COFFEE was spawned due to the advent of encryption software such as BitLocker which requires a password to gain access to a computer's encrypted data. Most law enforcement agencies are using a procedure which calls for the computer to be turned off and taken back to a lab. Security experts will tell you this is the last thing to do when dealing with an encrypted system. The courts have now allowed for the examination/imaging of computers while on-scene so officers and technicians can conduct a proper search.Encryption software such as BitLocker or TrueCrypt use very advanced encryption algorithms. So advanced it would take a supercomputer countless years to even decrypt the data. Depending on the size of the drive and the level of encryption it would take a significant leap in computer technology to begin the decryption for most law enforcement agencies.
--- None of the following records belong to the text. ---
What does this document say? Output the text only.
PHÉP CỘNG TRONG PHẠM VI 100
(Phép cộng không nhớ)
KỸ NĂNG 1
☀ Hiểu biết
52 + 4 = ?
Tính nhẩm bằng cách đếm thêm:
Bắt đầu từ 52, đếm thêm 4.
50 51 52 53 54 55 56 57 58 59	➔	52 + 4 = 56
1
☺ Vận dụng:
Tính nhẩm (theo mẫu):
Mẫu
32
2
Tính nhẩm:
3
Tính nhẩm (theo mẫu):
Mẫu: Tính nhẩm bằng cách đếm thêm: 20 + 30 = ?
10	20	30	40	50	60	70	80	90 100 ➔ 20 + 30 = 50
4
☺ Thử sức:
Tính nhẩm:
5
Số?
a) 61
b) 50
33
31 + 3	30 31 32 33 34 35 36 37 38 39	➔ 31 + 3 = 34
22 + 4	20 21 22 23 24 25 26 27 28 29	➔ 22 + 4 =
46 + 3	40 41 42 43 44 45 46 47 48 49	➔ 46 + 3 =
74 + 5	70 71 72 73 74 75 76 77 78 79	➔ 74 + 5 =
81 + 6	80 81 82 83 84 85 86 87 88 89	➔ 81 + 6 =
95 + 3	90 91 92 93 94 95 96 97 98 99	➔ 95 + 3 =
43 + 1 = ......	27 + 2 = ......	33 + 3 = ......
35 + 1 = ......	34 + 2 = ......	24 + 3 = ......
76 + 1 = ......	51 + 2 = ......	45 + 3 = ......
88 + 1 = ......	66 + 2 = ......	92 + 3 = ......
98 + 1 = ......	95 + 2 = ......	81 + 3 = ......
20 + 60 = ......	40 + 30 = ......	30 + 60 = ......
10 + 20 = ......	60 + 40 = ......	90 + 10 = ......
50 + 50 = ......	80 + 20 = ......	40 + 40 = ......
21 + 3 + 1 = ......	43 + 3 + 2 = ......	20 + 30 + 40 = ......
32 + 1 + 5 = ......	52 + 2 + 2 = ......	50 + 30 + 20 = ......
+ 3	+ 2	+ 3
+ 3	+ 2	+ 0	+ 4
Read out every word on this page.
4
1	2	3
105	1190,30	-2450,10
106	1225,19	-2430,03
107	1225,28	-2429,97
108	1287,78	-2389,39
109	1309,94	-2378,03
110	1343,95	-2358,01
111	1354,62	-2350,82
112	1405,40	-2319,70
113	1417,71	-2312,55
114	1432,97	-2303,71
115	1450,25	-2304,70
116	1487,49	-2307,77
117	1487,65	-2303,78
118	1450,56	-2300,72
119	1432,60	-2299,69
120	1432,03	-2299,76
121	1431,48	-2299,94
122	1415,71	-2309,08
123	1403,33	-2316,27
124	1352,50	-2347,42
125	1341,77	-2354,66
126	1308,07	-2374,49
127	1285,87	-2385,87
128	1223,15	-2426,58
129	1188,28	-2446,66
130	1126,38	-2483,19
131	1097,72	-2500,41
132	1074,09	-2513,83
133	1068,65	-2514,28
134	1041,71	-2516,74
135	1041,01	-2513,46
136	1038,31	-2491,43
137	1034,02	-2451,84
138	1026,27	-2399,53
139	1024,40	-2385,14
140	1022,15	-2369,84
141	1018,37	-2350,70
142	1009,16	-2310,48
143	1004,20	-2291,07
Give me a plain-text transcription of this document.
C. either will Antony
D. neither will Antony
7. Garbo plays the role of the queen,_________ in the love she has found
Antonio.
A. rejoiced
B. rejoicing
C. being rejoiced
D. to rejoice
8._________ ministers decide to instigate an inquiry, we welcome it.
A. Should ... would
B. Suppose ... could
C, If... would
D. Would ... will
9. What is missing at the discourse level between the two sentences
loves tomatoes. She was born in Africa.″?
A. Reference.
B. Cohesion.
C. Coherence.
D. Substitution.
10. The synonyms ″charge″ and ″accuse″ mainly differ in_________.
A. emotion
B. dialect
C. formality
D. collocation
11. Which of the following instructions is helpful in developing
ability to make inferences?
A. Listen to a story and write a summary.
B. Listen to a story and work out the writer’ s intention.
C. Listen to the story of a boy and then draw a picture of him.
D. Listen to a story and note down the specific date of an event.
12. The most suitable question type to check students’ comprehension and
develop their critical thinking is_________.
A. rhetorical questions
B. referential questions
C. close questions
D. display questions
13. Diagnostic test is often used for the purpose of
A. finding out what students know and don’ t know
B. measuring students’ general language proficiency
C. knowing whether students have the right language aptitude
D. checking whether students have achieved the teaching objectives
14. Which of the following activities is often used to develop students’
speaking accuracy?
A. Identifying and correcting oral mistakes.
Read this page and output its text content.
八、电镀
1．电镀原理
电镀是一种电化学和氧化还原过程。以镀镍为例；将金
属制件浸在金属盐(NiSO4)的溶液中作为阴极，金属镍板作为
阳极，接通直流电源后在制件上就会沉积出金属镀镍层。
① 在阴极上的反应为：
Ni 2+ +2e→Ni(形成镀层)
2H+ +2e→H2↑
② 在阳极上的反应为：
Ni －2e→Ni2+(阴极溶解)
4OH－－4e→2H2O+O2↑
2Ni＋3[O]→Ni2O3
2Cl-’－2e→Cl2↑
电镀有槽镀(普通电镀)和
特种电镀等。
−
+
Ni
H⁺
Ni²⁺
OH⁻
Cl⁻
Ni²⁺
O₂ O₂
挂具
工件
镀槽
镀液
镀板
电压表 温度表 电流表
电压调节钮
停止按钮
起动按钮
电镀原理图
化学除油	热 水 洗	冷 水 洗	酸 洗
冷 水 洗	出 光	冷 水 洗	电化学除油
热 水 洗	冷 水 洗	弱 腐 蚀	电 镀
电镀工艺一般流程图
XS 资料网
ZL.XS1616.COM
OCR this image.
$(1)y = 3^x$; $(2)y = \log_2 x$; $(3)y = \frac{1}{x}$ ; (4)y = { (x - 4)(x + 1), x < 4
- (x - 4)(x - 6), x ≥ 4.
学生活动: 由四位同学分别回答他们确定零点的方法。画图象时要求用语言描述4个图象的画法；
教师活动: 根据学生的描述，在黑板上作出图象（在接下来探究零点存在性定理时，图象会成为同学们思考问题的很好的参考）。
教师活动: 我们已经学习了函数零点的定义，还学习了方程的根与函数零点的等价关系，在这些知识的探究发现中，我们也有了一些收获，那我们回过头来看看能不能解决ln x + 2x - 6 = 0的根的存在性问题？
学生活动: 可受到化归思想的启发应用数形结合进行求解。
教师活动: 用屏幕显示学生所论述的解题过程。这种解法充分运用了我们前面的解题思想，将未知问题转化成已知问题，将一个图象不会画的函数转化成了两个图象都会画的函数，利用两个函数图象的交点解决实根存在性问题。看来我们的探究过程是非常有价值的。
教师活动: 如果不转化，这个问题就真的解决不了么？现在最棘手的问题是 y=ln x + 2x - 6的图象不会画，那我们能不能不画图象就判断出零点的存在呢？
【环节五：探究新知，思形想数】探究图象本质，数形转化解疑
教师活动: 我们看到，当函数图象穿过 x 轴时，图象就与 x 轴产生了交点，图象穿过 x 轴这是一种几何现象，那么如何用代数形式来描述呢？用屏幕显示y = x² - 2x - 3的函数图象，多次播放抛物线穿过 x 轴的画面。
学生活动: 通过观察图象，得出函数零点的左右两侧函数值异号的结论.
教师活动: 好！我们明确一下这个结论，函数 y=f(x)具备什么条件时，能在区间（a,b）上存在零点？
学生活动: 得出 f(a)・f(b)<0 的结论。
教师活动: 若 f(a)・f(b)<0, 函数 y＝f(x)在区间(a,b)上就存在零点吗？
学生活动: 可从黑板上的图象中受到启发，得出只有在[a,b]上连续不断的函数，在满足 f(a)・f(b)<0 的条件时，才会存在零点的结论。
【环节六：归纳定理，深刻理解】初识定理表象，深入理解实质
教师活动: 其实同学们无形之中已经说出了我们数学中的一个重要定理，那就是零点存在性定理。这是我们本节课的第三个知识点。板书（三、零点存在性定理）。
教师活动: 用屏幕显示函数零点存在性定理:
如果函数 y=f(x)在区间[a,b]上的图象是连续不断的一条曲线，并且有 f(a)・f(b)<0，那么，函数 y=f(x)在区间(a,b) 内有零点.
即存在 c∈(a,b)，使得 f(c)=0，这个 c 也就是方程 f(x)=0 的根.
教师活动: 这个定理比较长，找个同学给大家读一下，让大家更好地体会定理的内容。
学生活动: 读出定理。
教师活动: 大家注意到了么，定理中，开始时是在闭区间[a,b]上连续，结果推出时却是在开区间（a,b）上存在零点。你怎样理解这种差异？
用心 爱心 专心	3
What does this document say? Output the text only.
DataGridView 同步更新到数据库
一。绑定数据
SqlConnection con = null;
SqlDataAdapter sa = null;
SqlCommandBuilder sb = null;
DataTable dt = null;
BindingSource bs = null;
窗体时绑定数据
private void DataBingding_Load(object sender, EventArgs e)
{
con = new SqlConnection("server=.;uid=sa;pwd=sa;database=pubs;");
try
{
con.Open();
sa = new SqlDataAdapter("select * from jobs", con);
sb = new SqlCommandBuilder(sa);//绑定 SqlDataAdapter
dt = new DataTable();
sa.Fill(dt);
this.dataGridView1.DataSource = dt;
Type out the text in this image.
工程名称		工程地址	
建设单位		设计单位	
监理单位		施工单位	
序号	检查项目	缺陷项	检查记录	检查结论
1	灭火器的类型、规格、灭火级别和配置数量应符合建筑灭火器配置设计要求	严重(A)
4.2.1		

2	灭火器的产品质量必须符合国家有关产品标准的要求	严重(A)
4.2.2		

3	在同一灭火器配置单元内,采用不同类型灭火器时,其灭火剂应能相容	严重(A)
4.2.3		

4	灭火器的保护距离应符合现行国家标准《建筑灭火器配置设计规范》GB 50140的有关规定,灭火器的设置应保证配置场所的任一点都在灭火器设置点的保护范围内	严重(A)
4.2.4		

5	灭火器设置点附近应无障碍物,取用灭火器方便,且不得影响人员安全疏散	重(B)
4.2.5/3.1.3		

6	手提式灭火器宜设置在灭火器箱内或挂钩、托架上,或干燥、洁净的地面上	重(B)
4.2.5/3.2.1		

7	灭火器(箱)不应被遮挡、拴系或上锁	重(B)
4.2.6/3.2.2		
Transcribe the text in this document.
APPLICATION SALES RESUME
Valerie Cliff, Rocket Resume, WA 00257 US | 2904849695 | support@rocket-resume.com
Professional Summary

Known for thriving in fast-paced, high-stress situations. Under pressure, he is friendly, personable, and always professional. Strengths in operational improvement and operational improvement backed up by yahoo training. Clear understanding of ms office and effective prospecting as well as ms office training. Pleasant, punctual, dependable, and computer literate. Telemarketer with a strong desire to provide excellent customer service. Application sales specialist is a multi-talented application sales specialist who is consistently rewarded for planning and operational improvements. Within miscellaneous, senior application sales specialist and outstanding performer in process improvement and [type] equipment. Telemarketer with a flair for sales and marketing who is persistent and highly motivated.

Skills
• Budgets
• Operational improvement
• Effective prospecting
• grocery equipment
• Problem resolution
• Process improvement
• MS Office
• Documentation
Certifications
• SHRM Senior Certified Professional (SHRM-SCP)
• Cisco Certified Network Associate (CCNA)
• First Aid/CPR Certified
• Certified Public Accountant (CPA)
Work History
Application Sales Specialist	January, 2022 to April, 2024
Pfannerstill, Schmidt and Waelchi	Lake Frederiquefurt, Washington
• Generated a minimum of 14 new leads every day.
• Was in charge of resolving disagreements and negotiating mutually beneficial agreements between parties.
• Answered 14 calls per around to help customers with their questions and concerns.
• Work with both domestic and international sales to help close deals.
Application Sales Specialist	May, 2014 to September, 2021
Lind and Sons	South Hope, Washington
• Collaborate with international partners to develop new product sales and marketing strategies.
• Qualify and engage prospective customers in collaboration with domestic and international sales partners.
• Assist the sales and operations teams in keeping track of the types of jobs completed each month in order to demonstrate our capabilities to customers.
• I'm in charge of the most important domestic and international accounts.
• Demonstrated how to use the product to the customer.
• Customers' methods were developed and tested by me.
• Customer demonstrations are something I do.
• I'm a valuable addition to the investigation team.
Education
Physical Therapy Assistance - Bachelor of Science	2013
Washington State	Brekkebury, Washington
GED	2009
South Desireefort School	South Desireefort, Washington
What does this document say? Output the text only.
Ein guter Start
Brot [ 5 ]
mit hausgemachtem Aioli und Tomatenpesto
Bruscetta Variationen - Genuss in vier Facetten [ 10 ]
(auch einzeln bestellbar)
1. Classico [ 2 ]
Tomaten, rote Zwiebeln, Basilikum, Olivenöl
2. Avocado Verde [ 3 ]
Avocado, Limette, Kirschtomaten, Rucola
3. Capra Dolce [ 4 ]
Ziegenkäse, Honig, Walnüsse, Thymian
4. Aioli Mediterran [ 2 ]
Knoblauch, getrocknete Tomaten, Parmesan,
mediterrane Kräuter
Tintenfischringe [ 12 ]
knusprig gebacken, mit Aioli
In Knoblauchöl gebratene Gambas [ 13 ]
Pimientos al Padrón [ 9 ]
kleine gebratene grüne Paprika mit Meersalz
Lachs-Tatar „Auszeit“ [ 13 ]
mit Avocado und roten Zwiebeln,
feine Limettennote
The article explains that COFEE is actually a set of software tools that can be loaded onto a USB drive.
Brad Smith, general counsel at Microsoft, called it a "Swiss Army knife for law enforcement officers," because it includes 150 tools. A law enforcement agent connects the USB drive to a computer at the scene of a crime and it takes a snapshot of important information on the computer. It can save information such as what user was logged on and for how long and what files were running at that time, Fung said. It can be used on a computer using any type of encryption software, not just BitLocker.
Previously, an officer might spend three or four hours digging up the information manually, but COFEE lets them do it in about 20 minutes, he said.
Taking the computer back to the lab is not a bad pratcice. It does have some advantages such as evidence integrity. You always ahve a copy of the original drive. You may not have the time in the field to make such an image.
COFFEE may or may not be tamper resistant and that causes some concern. Rather than depend on programs such as COFFEE, law enforcement can and should in some circumstances use standard evidence collection procedures along with some good old-fashioned police work. It should be noted agents in 15 countries including Poland, the Philippines, New Zealand and the U.S. are using COFEE, Microsoft said. In New Zealand, a forensics examiner recently used COFEE to find evidence that led to the arrest of an individual involved in trading child pornography, said Smith.
Smith and others spoke on Monday at the start of a three-day conference Microsoft is hosting for law enforcement officials at its Redmond, Washington headquarters, inviting U.S. and international police, prosecutors and representatives from agencies like the Federal Bureau of Investigation. Microsoft has been hosting the conferences, which invite feedback from the law enforcement agents, since 2006, Smith said.